A principios de los años 90, el antropólogo francés Marc Augé acuñó el término ‘no-lugar’, un concepto que aglutinaba todos esos nuevos espacios públicos de apariencia aséptica, impersonal: intercambiables entre sí. Rincones atravesados por el anonimato, lo transitorio y por relaciones, casi siempre, efímeras e individualistas. El vestíbulo del Ilunion Alcalá Norte, un hotel de 4 estrellas ubicado en el distrito Canillejas-San Blas, a las afueras de Madrid, se parece bastante a uno de estos no-lugares.

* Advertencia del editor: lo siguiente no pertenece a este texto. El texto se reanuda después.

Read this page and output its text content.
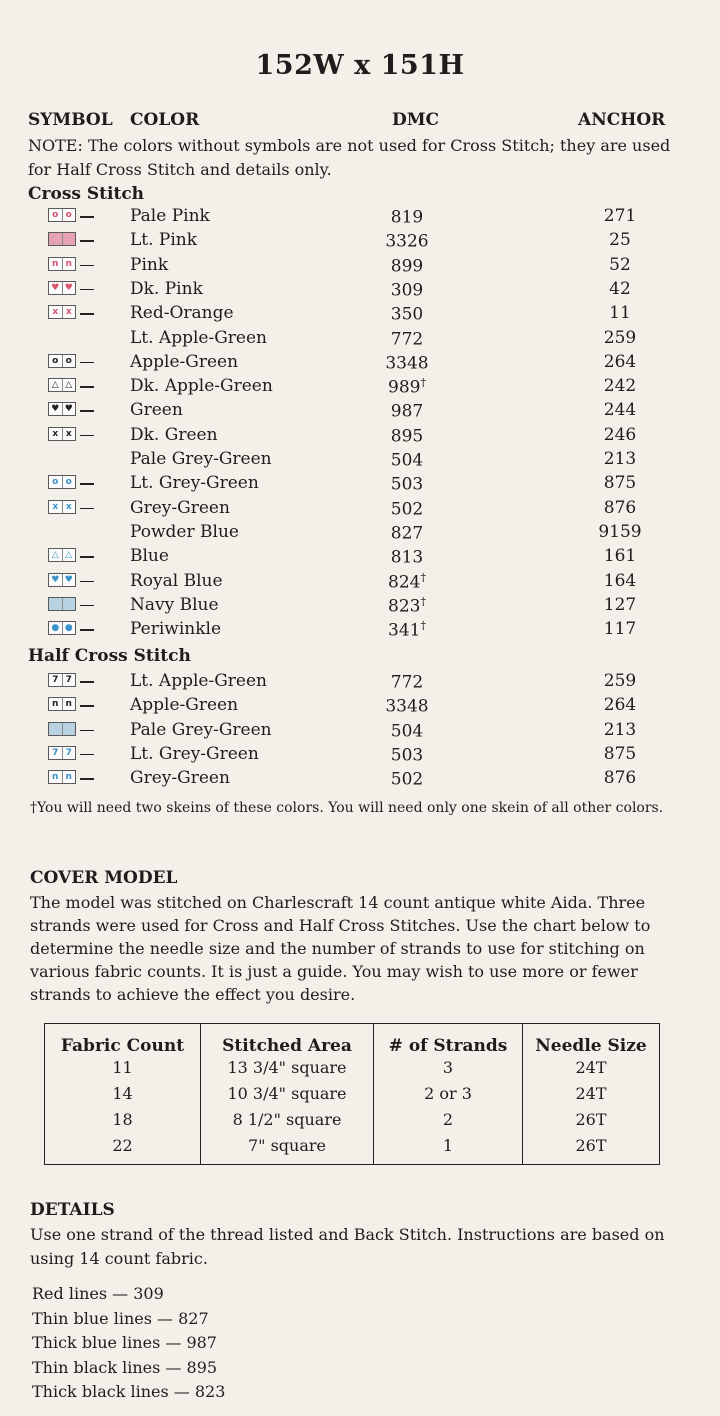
152W x 151H
SYMBOL COLOR	DMC	ANCHOR
NOTE: The colors without symbols are not used for Cross Stitch; they are used for Half Cross Stitch and details only.
Cross Stitch
o o	Pale Pink	819	271
Lt. Pink	3326	25
n n	Pink	899	52
♥ ♥	Dk. Pink	309	42
x x	Red-Orange	350	11
Lt. Apple-Green	772	259
o o	Apple-Green	3348	264
△ △	Dk. Apple-Green	989†	242
♥ ♥	Green	987	244
x x	Dk. Green	895	246
Pale Grey-Green	504	213
o o	Lt. Grey-Green	503	875
x x	Grey-Green	502	876
Powder Blue	827	9159
△ △	Blue	813	161
♥ ♥	Royal Blue	824†	164
Navy Blue	823†	127
● ●	Periwinkle	341†	117
Half Cross Stitch
7 7	Lt. Apple-Green	772	259
n n	Apple-Green	3348	264
Pale Grey-Green	504	213
7 7	Lt. Grey-Green	503	875
n n	Grey-Green	502	876
†You will need two skeins of these colors. You will need only one skein of all other colors.
COVER MODEL
The model was stitched on Charlescraft 14 count antique white Aida. Three strands were used for Cross and Half Cross Stitches. Use the chart below to determine the needle size and the number of strands to use for stitching on various fabric counts. It is just a guide. You may wish to use more or fewer strands to achieve the effect you desire.
Fabric Count	Stitched Area	# of Strands	Needle Size
11	13 3/4" square	3	24T
14	10 3/4" square	2 or 3	24T
18	8 1/2" square	2	26T
22	7" square	1	26T
DETAILS
Use one strand of the thread listed and Back Stitch. Instructions are based on using 14 count fabric.
Red lines — 309
Thin blue lines — 827
Thick blue lines — 987
Thin black lines — 895
Thick black lines — 823
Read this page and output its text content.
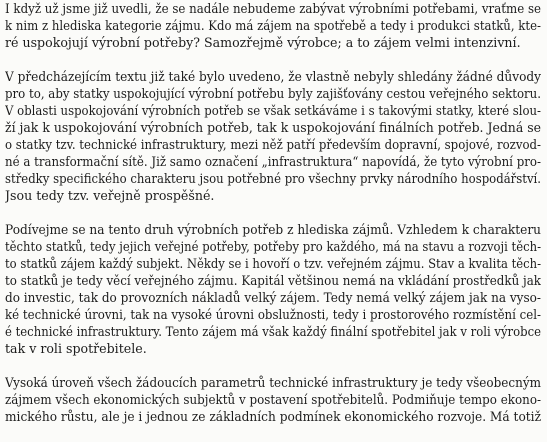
I když už jsme již uvedli, že se nadále nebudeme zabývat výrobními potřebami, vraťme se
k nim z hlediska kategorie zájmu. Kdo má zájem na spotřebě a tedy i produkci statků, kte-
ré uspokojují výrobní potřeby? Samozřejmě výrobce; a to zájem velmi intenzivní.

V předcházejícím textu již také bylo uvedeno, že vlastně nebyly shledány žádné důvody
pro to, aby statky uspokojující výrobní potřebu byly zajišťovány cestou veřejného sektoru.
V oblasti uspokojování výrobních potřeb se však setkáváme i s takovými statky, které slou-
ží jak k uspokojování výrobních potřeb, tak k uspokojování finálních potřeb. Jedná se
o statky tzv. technické infrastruktury, mezi něž patří především dopravní, spojové, rozvod-
né a transformační sítě. Již samo označení „infrastruktura“ napovídá, že tyto výrobní pro-
středky specifického charakteru jsou potřebné pro všechny prvky národního hospodářství.
Jsou tedy tzv. veřejně prospěšné.

Podívejme se na tento druh výrobních potřeb z hlediska zájmů. Vzhledem k charakteru
těchto statků, tedy jejich veřejné potřeby, potřeby pro každého, má na stavu a rozvoji těch-
to statků zájem každý subjekt. Někdy se i hovoří o tzv. veřejném zájmu. Stav a kvalita těch-
to statků je tedy věcí veřejného zájmu. Kapitál většinou nemá na vkládání prostředků jak
do investic, tak do provozních nákladů velký zájem. Tedy nemá velký zájem jak na vyso-
ké technické úrovni, tak na vysoké úrovni obslužnosti, tedy i prostorového rozmístění cel-
é technické infrastruktury. Tento zájem má však každý finální spotřebitel jak v roli výrobce
tak v roli spotřebitele.

Vysoká úroveň všech žádoucích parametrů technické infrastruktury je tedy všeobecným
zájmem všech ekonomických subjektů v postavení spotřebitelů. Podmiňuje tempo ekono-
mického růstu, ale je i jednou ze základních podmínek ekonomického rozvoje. Má totiž
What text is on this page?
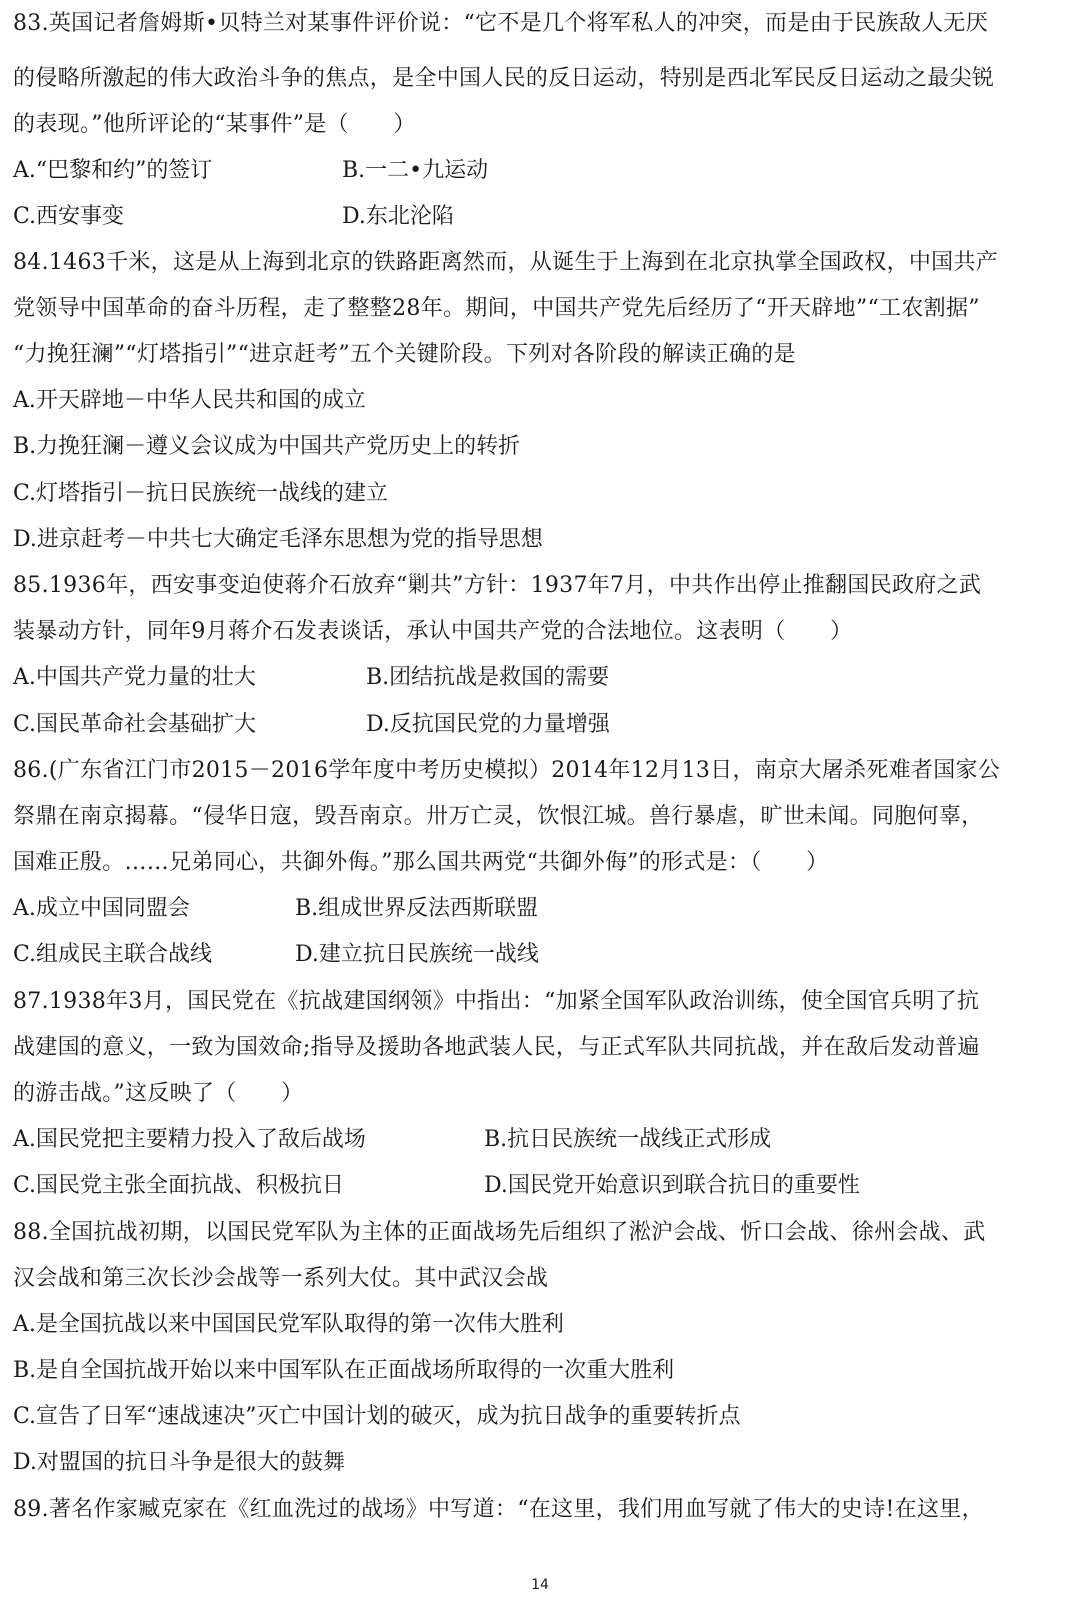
83.英国记者詹姆斯•贝特兰对某事件评价说：“它不是几个将军私人的冲突，而是由于民族敌人无厌
的侵略所激起的伟大政治斗争的焦点，是全中国人民的反日运动，特别是西北军民反日运动之最尖锐
的表现。”他所评论的“某事件”是（　　）
A.“巴黎和约”的签订	B.一二•九运动
C.西安事变	D.东北沦陷
84.1463千米，这是从上海到北京的铁路距离然而，从诞生于上海到在北京执掌全国政权，中国共产
党领导中国革命的奋斗历程，走了整整28年。期间，中国共产党先后经历了“开天辟地”“工农割据”
“力挽狂澜”“灯塔指引”“进京赶考”五个关键阶段。下列对各阶段的解读正确的是
A.开天辟地－中华人民共和国的成立
B.力挽狂澜－遵义会议成为中国共产党历史上的转折
C.灯塔指引－抗日民族统一战线的建立
D.进京赶考－中共七大确定毛泽东思想为党的指导思想
85.1936年，西安事变迫使蒋介石放弃“剿共”方针：1937年7月，中共作出停止推翻国民政府之武
装暴动方针，同年9月蒋介石发表谈话，承认中国共产党的合法地位。这表明（　　）
A.中国共产党力量的壮大	B.团结抗战是救国的需要
C.国民革命社会基础扩大	D.反抗国民党的力量增强
86.(广东省江门市2015－2016学年度中考历史模拟）2014年12月13日，南京大屠杀死难者国家公
祭鼎在南京揭幕。“侵华日寇，毁吾南京。卅万亡灵，饮恨江城。兽行暴虐，旷世未闻。同胞何辜，
国难正殷。……兄弟同心，共御外侮。”那么国共两党“共御外侮”的形式是：（　　）
A.成立中国同盟会	B.组成世界反法西斯联盟
C.组成民主联合战线	D.建立抗日民族统一战线
87.1938年3月，国民党在《抗战建国纲领》中指出：“加紧全国军队政治训练，使全国官兵明了抗
战建国的意义，一致为国效命;指导及援助各地武装人民，与正式军队共同抗战，并在敌后发动普遍
的游击战。”这反映了（　　）
A.国民党把主要精力投入了敌后战场	B.抗日民族统一战线正式形成
C.国民党主张全面抗战、积极抗日	D.国民党开始意识到联合抗日的重要性
88.全国抗战初期，以国民党军队为主体的正面战场先后组织了淞沪会战、忻口会战、徐州会战、武
汉会战和第三次长沙会战等一系列大仗。其中武汉会战
A.是全国抗战以来中国国民党军队取得的第一次伟大胜利
B.是自全国抗战开始以来中国军队在正面战场所取得的一次重大胜利
C.宣告了日军“速战速决”灭亡中国计划的破灭，成为抗日战争的重要转折点
D.对盟国的抗日斗争是很大的鼓舞
89.著名作家臧克家在《红血洗过的战场》中写道：“在这里，我们用血写就了伟大的史诗!在这里，
14
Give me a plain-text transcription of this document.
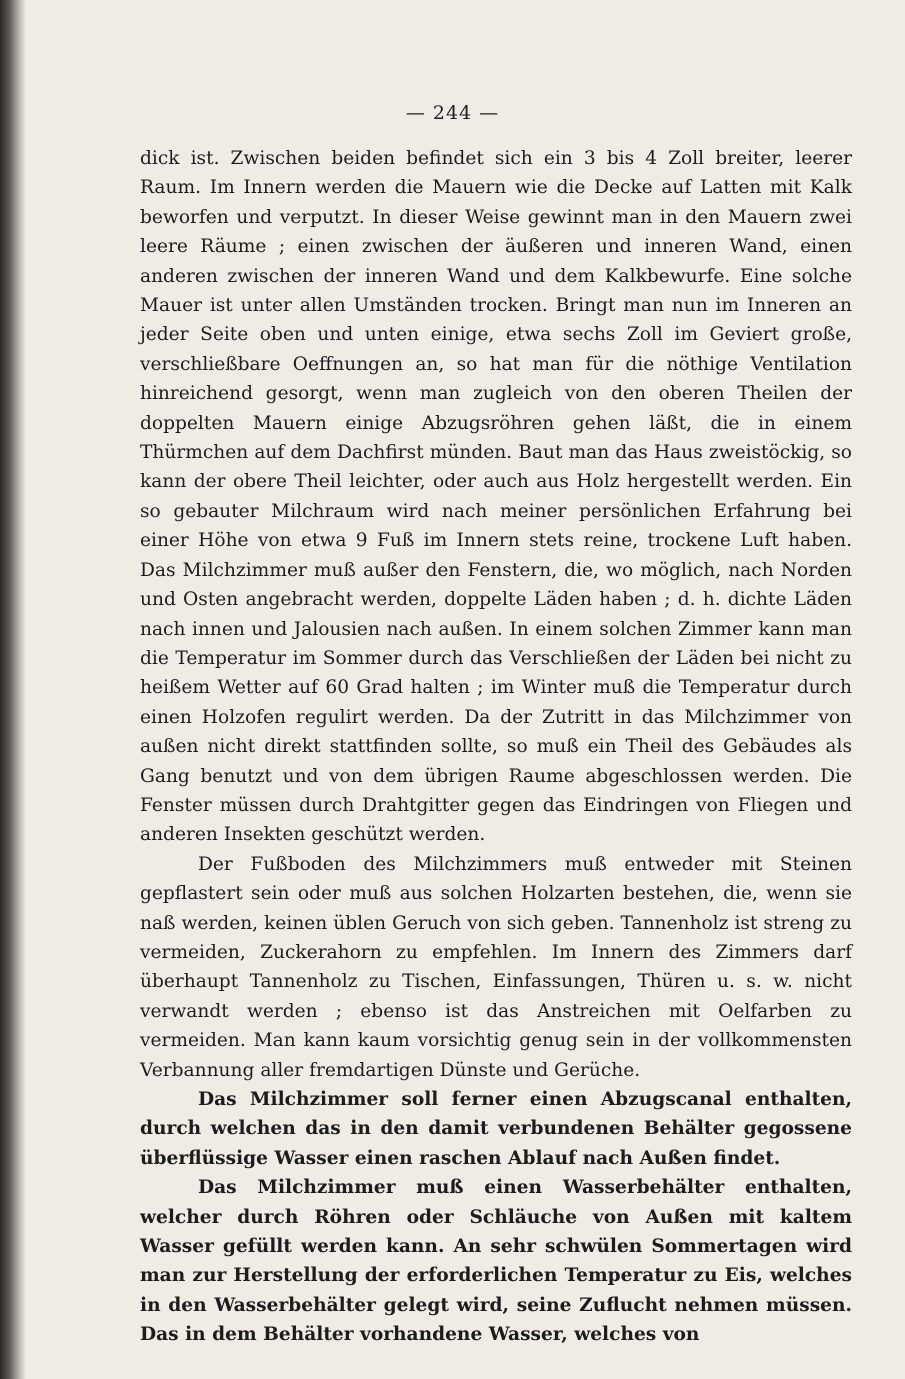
— 244 —

dick ist. Zwischen beiden befindet sich ein 3 bis 4 Zoll breiter, leerer Raum. Im Innern werden die Mauern wie die Decke auf Latten mit Kalk beworfen und verputzt. In dieser Weise gewinnt man in den Mauern zwei leere Räume ; einen zwischen der äußeren und inneren Wand, einen anderen zwischen der inneren Wand und dem Kalkbewurfe. Eine solche Mauer ist unter allen Umständen trocken. Bringt man nun im Inneren an jeder Seite oben und unten einige, etwa sechs Zoll im Geviert große, verschließbare Oeffnungen an, so hat man für die nöthige Ventilation hinreichend gesorgt, wenn man zugleich von den oberen Theilen der doppelten Mauern einige Abzugsröhren gehen läßt, die in einem Thürmchen auf dem Dachfirst münden. Baut man das Haus zweistöckig, so kann der obere Theil leichter, oder auch aus Holz hergestellt werden. Ein so gebauter Milchraum wird nach meiner persönlichen Erfahrung bei einer Höhe von etwa 9 Fuß im Innern stets reine, trockene Luft haben. Das Milchzimmer muß außer den Fenstern, die, wo möglich, nach Norden und Osten angebracht werden, doppelte Läden haben ; d. h. dichte Läden nach innen und Jalousien nach außen. In einem solchen Zimmer kann man die Temperatur im Sommer durch das Verschließen der Läden bei nicht zu heißem Wetter auf 60 Grad halten ; im Winter muß die Temperatur durch einen Holzofen regulirt werden. Da der Zutritt in das Milchzimmer von außen nicht direkt stattfinden sollte, so muß ein Theil des Gebäudes als Gang benutzt und von dem übrigen Raume abgeschlossen werden. Die Fenster müssen durch Drahtgitter gegen das Eindringen von Fliegen und anderen Insekten geschützt werden.

Der Fußboden des Milchzimmers muß entweder mit Steinen gepflastert sein oder muß aus solchen Holzarten bestehen, die, wenn sie naß werden, keinen üblen Geruch von sich geben. Tannenholz ist streng zu vermeiden, Zuckerahorn zu empfehlen. Im Innern des Zimmers darf überhaupt Tannenholz zu Tischen, Einfassungen, Thüren u. s. w. nicht verwandt werden ; ebenso ist das Anstreichen mit Oelfarben zu vermeiden. Man kann kaum vorsichtig genug sein in der vollkommensten Verbannung aller fremdartigen Dünste und Gerüche.

Das Milchzimmer soll ferner einen Abzugscanal enthalten, durch welchen das in den damit verbundenen Behälter gegossene überflüssige Wasser einen raschen Ablauf nach Außen findet.

Das Milchzimmer muß einen Wasserbehälter enthalten, welcher durch Röhren oder Schläuche von Außen mit kaltem Wasser gefüllt werden kann. An sehr schwülen Sommertagen wird man zur Herstellung der erforderlichen Temperatur zu Eis, welches in den Wasserbehälter gelegt wird, seine Zuflucht nehmen müssen. Das in dem Behälter vorhandene Wasser, welches von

Sus enormes salas de estética noventera y amplios ventanales ven pasar cada día a cientos de turistas de todas las nacionalidades, ejecutivos, viajeros en escala, asistentes a las ferias del cercano IFEMA; e incluso plantillas enteras de los equipos rivales del Atlético de Madrid, cuyo estadio queda a apenas dos kilómetros del hotel.

Desde hace tres meses, este no-lugar se ha convertido en lo único parecido a un hogar para 31 gazatíes a los que la guerra en su país les obligó a dejar atrás sus casas, sus negocios, su trabajo y su familia. Una treintena de personas que forman parte del grupo de más de 160 palestinos con nacionalidad española, permiso de residencia o un vínculo de consanguinidad de primer grado con ciudadanos españoles, que fueron repatriados por el Gobierno de España tras el estallido del conflicto el pasado 7 de octubre.

Desde hace tres meses, este no-lugar se ha convertido en lo único parecido a un hogar para 31 gazatíes

Hoy, acogidos en distintos puntos de un país desconocido para la mayoría de ellos, gracias a la ayuda de ONGs como Accem, tratan de regularizar su situación, aprender el idioma y encontrar una vivienda y un empleo con los que rehacer su vida. Mientras, pasan los días y, sobre todo, las noches –cuando se intensifican los bombardeos– pegados al móvil, siguiendo al minuto la escasa información que sale de la Franja y tratando de mantenerse en contacto con familiares y amigos que aún sobreviven en su tierra.

Sentados en torno a una mesa del hall del hotel, seis de ellos comparten un testimonio que, en todos los casos, comienza de la misma manera: con una llamada de teléfono. “Días después del 7 de octubre recibimos una llamada de madrugada del ejército israelí, refiriéndose a nosotros en árabe y por nuestro propio nombre, en la que se nos daba 15 minutos para dejar nuestras casas antes de que fueran bombardeadas”, recuerdan. “¿Qué haces si recibes una llamada así? Pues salir corriendo, sin pensar y con lo puesto”.

En el caso de Sami Asaad, de 41 años, esa casa representaba su vida entera. “Mi casa era un edificio de cuatro plantas en Rimal, un barrio del centro de Gaza en el que vivía con toda mi familia: mi mujer, mis hijos, mis padres y mis hermanos. En la parte de abajo tenía mi negocio de ordenadores y material informático. Habíamos terminado de construirlo unas semanas antes del ataque. Solo pudimos vivir un mes allí”, lamenta Asaad mientras muestra en su teléfono una foto de su antiguo hogar, contrapuesta a otra del amasijo de escombros al que las bombas han reducido todo el edificio.

El doctor Munther Tamimi y su hija, Nada Tamimi, también vivían en Rimal, muy cerca del hoy devastado hospital Al Shifa, en el que Munther, de 78 años y médico de profesión, desarrolló parte de su carrera. Para el mayor del grupo, nacido y criado en Gaza, donde ha sido varias décadas director de un laboratorio, la dureza de los ataques ha sido inesperada. “Esta guerra nos ha pillado a todos por sorpresa. Pensábamos que sería como siempre, un ataque de dos o tres días y ya está. Pero la manera en la que nos han atacado, tan intensa y cruel, no la esperábamos. No te puedes imaginar cómo son esos bombardeos. No es una bomba. Bombardean todo, barrios enteros que reducen a escombros. Lanzan 50 misiles de F16 en 10 minutos. No te enteras de nada. Al principio ni siquiera pensaba que fuera real, que tuviéramos que evacuar y abandonar todo”, reconoce el doctor.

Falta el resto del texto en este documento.